The Day family took part in the building of the fort. Father, Andrew Madsen, and Father Rice had a portion assigned to them a little east of the northwest corner, possibly four or five rods long. I remember well that we small boys mixed most of the mud, and carried the smaller rocks and mud upon the scaffold. Andrew Madsen carried the larger rock up, while Father Rice and my father laid them into the wall.
The afternoon we finished, Andrew Madsen invited us to his home one block north and treated us to homemade beer1. Somehow he gave the beer to the boys first, and Father Rice jumped up in a huff and walked off home. I asked Father what was wrong and he said the old gentleman was offended because he was not served first.
This fort was built to put cattle in during nights to protect them from the Indians. During the worst of the Indian times, the cattle and horses gathered in the fall and spring drives were corralled in the fort, and the big cow herd were gathered every morning from all over the town and brought to and from the range for feed every day by members of the minute companies.
Sometimes, during the very worst of the Indian troubles, twenty or thirty men were sent to herd and guard these cattle during the day and bring them home at night, but even then, in the early spring or late fall, the boys were sent out herding because the Indians wintered over the mountain east in Castle Valley and did not come over in the spring until the snow was gone over the mountain passes, and traveling back and forth was safe.
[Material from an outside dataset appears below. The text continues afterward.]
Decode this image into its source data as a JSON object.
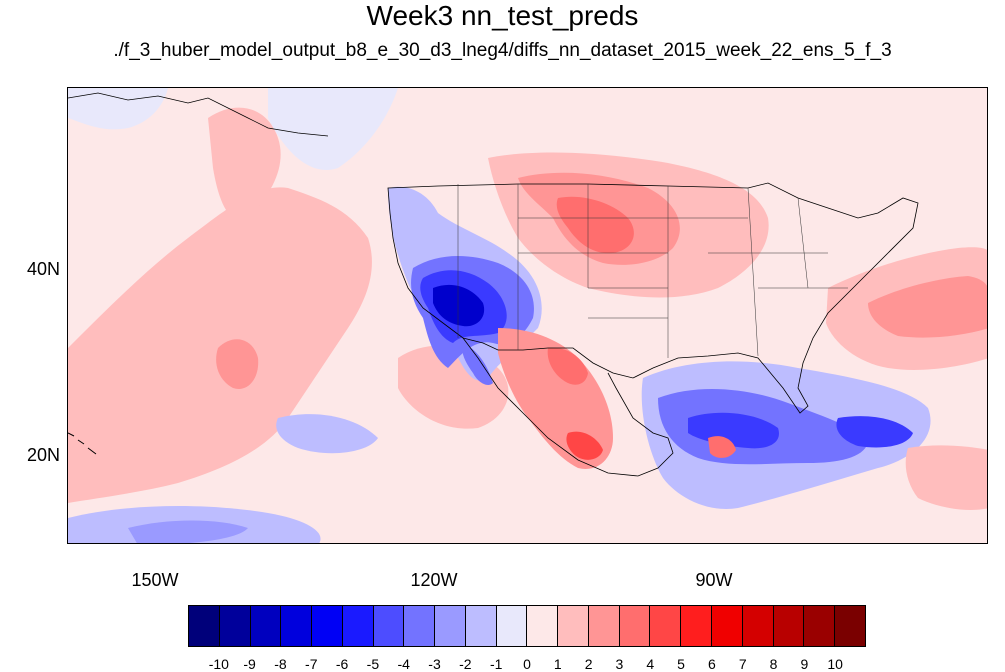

In the fall they went over the mountains before there was danger of the trails being blocked with snow.
As the war proceeded, the minute and home guard companies were organized. My brother Joseph was made captain of a home guard company and Father was urged to become an officer of a fighting unit, but because of his age and his service in the Mormon Battalion and a large and destitute family, Brigham Young had him excused.
In 1866, a large bunch of Northbend and Mt. Pleasant boys went out south of the graveyard to swim in adobe holes we had filled with water. We were naked, our clothes lying on the banks around. Suddenly, the old bass drum boomed from the public square, and the flag ran up to the top of the library pole! An Indian raid somewhere! Did we stop to dress? No! No! We grabbed our clothes and scampered for the town as fast as our legs would carry us! Yes, we dressed at the edge of town and went on, thankful that the hair and hide were still safe on our heads.
In 1867, a wall was started to enclose the town. I worked on it also. I was then working for Andrew Peterson, a near neighbor. But Father with a crew had a portion assigned to him. On this fort, I quarried rock, hauled rock, and mixed mud, though but eleven years old. This wall had bastions in it as well as gates and portholes like the other walls, but it was built only about one fourth the way around the town, that was across the east end.
After Peace was Restored: nearly everyone moved out of the fort, and Father bought the row of houses left standing, backed by one of the rock walls of the old fort. We used these houses for stables and granaries, and stacked grain and hay near them, using the land in the southwest corner of the fort for corrals. These houses were inside of the corrals and stockyards. We, children, had much sport climbing through, over, and around these houses. About 1868 or 69, Lucerne (Alfalfa) was introduced into the territory and soon took the place of the native meadow hay. Thus pioneer life went forward. I helped on Father's farm and worked on neighbors' farms. I also continued to attend school and tutoring other students. This led to my becoming a school teacher and continuing to serve in this capacity for the rest of my life.